Há posições de crença que são inconciliáveis com outras. É incompossível crer em livre-arbítrio e em horóscopo concomitantemente; ou vale a vontade, ou a conjunção dos astros. Não obstante, há quem professe orientação religiosa católica, e, simultaneamente, guie-se pela astrologia, encomende despachos, “tire” a sorte, creia em reencarnação e lamente seu carma.
O livre-arbítrio, aliás, é ardil: não afiliados aos Dez Mandamentos vão para “inferno”. Incoerência é apanágio de crentes: culpam-se a si ao tempo mesmo em que acreditam num futuro condicionado por forças distintas da vontade, seja uma vida pregressa, um encosto, um destino ou um deus. Aceitar ambas as coisas é pensar em contradição. Elas são excludentes.
À conciliação impossível de “proposições” chama-se sincretismo. Ocorre, sociologicamente, ao se misturarem conteúdos culturais antagônicos em uma única expressão de cultura; filosoficamente, por combinações mal ajambradas de doutrinas sem relação entre si, ou incongruentes. O comportamento sincrético resulta da ignorância ou da confusão de doutrinas.
Ainda em exemplo do povo católico. A igreja católica apostólica romana não é uma academia de livre pensamento. Ela pretende – e cobra – que seus seguidores adotem, defendam e apostolem seus princípios, e não que os adaptem a cada ocasião. A essa acomodação dos dogmas de uma religião ao gosto e às oportunidades chama-se customização.
Pensemos nessa intempestiva prescrição: o papa proíbe o uso de preservativo; o seu rebanho discorda. Bem, para o papa, e então para os filiados à sua doutrina, sexo não é diversão, é procriação. Preservativo, assim, será desnecessário, porque sexo como prazer é interditado. Se o fiel não aceita isso, ele está fora da sua própria declaração de fidelidade.
Neste assunto, onde é que fica o sincretismo? Os cordeiros de deus talvez não saibam, mas não estão católicos conforme os mandamentos do Vaticano. Misturam ideologias libertárias sexuais dos anos sessenta do século passado com orientação religiosa mal dada e mal assimilada. Isso dá licença moral para transar com camisinha e não se sentir em pecado.
Devotos adaptados ao consumo do que lhes interessa; para a ortodoxia católica, pecadores. Do corpo de doutrina que serve de base para a sua jura de fé, não sabem nada. Batizada e crismada, creio que a maior parte ignora o que o papa representa, aliás, creio mesmo que não compreende a liturgia da missa que frequenta mais por hábito do que por convicção.

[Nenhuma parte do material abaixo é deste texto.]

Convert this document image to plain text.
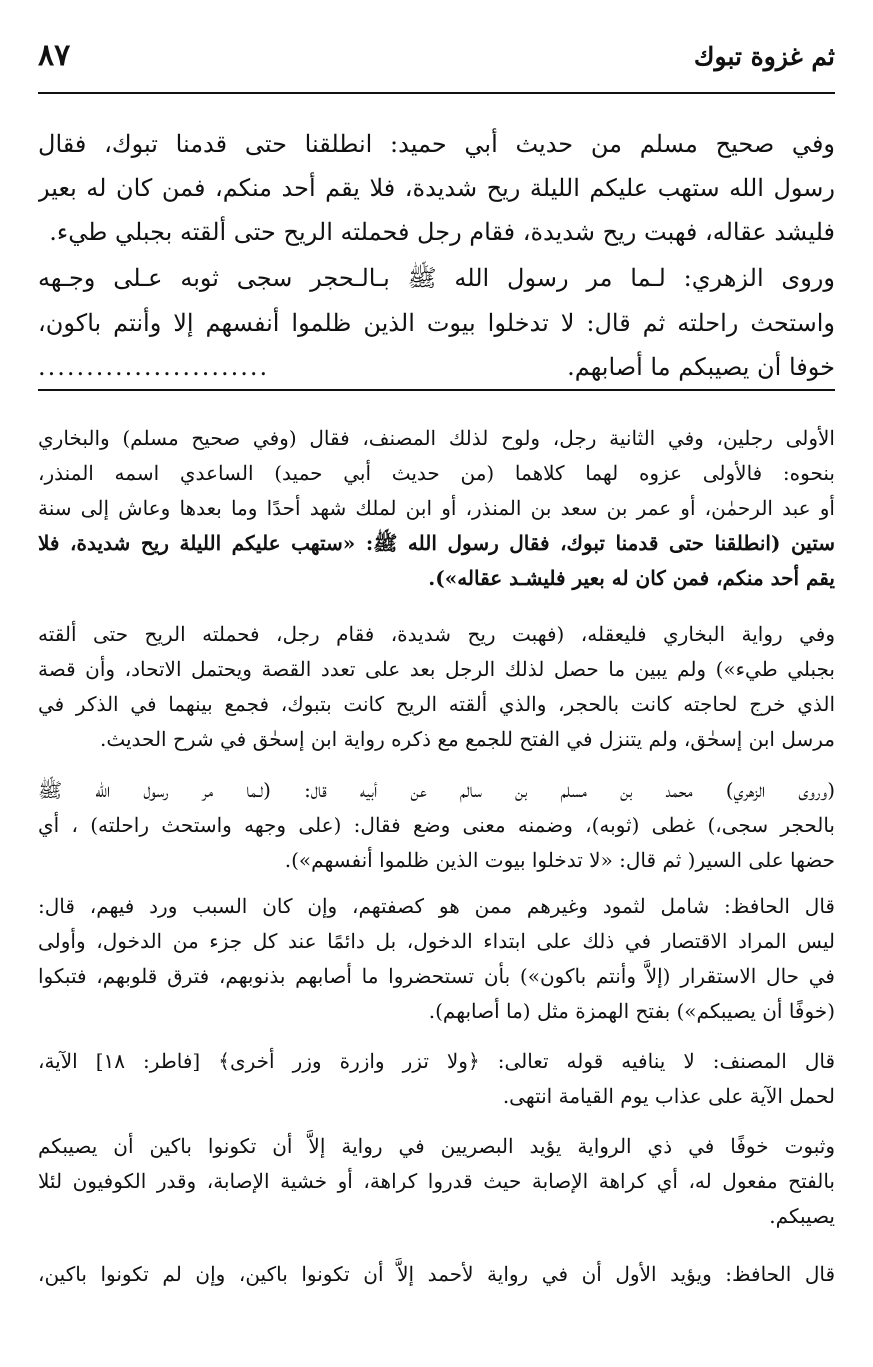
ثم غزوة تبوك
٨٧
وفي صحيح مسلم من حديث أبي حميد: انطلقنا حتى قدمنا تبوك، فقال
رسول الله ستهب عليكم الليلة ريح شديدة، فلا يقم أحد منكم، فمن كان له بعير
فليشد عقاله، فهبت ريح شديدة، فقام رجل فحملته الريح حتى ألقته بجبلي طيء.
وروى الزهري: لـما مر رسول الله ﷺ بـالـحجر سجى ثوبه عـلى وجـهه
واستحث راحلته ثم قال: لا تدخلوا بيوت الذين ظلموا أنفسهم إلا وأنتم باكون،
خوفا أن يصيبكم ما أصابهم.
........................
الأولى رجلين، وفي الثانية رجل، ولوح لذلك المصنف، فقال (وفي صحيح مسلم) والبخاري
بنحوه: فالأولى عزوه لهما كلاهما (من حديث أبي حميد) الساعدي اسمه المنذر،
أو عبد الرحمٰن، أو عمر بن سعد بن المنذر، أو ابن لملك شهد أحدًا وما بعدها وعاش إلى سنة
ستين (انطلقنا حتى قدمنا تبوك، فقال رسول الله ﷺ: «ستهب عليكم الليلة ريح شديدة، فلا
يقم أحد منكم، فمن كان له بعير فليشـد عقاله»).
وفي رواية البخاري فليعقله، (فهبت ريح شديدة، فقام رجل، فحملته الريح حتى ألقته
بجبلي طيء») ولم يبين ما حصل لذلك الرجل بعد على تعدد القصة ويحتمل الاتحاد، وأن قصة
الذي خرج لحاجته كانت بالحجر، والذي ألقته الريح كانت بتبوك، فجمع بينهما في الذكر في
مرسل ابن إسحٰق، ولم يتنزل في الفتح للجمع مع ذكره رواية ابن إسحٰق في شرح الحديث.
(وروى الزهري) محمد بن مسلم بن سالم عن أبيه قال: (لـما مر رسول الله ﷺ
بالحجر سجى،) غطى (ثوبه)، وضمنه معنى وضع فقال: (على وجهه واستحث راحلته) ، أي
حضها على السير( ثم قال: «لا تدخلوا بيوت الذين ظلموا أنفسهم»).
قال الحافظ: شامل لثمود وغيرهم ممن هو كصفتهم، وإن كان السبب ورد فيهم، قال:
ليس المراد الاقتصار في ذلك على ابتداء الدخول، بل دائمًا عند كل جزء من الدخول، وأولى
في حال الاستقرار (إلاَّ وأنتم باكون») بأن تستحضروا ما أصابهم بذنوبهم، فترق قلوبهم، فتبكوا
(خوفًا أن يصيبكم») بفتح الهمزة مثل (ما أصابهم).
قال المصنف: لا ينافيه قوله تعالى: ﴿ولا تزر وازرة وزر أخرى﴾ [فاطر: ١٨] الآية،
لحمل الآية على عذاب يوم القيامة انتهى.
وثبوت خوفًا في ذي الرواية يؤيد البصريين في رواية إلاَّ أن تكونوا باكين أن يصيبكم
بالفتح مفعول له، أي كراهة الإصابة حيث قدروا كراهة، أو خشية الإصابة، وقدر الكوفيون لئلا
يصيبكم.
قال الحافظ: ويؤيد الأول أن في رواية لأحمد إلاَّ أن تكونوا باكين، وإن لم تكونوا باكين،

Esse sincretismo referido é sociológico. É costume haver-se católico, não é opção por conhecimento de causa. Agora, um caso de sincretismo filosófico: 59% dos brasileiros acreditam em deus e em Darwin (Datafolha, FSP, 02abr10). Incoerência: a explicação bíblica do mundo e a teoria da seleção natural não são compatíveis, antes são necessariamente excludentes.
A Origem das Espécies desautoriza cientificamente a Bíblia. Resta que, ou a vida veio de um sopro no barro, há mais ou menos seis mil anos, segundo o criacionismo, ou vem evoluindo há milhões de anos, segundo o darwinismo. Não cabe um “jeitinho” sincretista, para agradar. Conforme o Datafolha, a classe social e a educação influenciam a variação do índice indicado.
É dizer, quanto maiores a renda e a instrução, maior a é a parcela de darwinistas e menor a de criacionistas. Não é coincidência que seja assim. No Brasil e no mundo, em qualquer lugar em que haja mais formação universitária há mais adeptos da compreensão evolucionista da vida. Infelizmente, aqui, ao tempo em que um museu queima, edificam-se igrejas.
Assim é: o medieval que nos habita atravanca nossa iluminação. Este assunto, bem sei, é controverso, toca sensibilidades, atinge costumes, alcança valores arraigados. Lamento, mas os que estudam não têm culpa de dona Eva ter iniciado a tradição, ao recomendar o alimento sábio da proibida árvore do conhecimento. Quem dela come, dela deseja comer.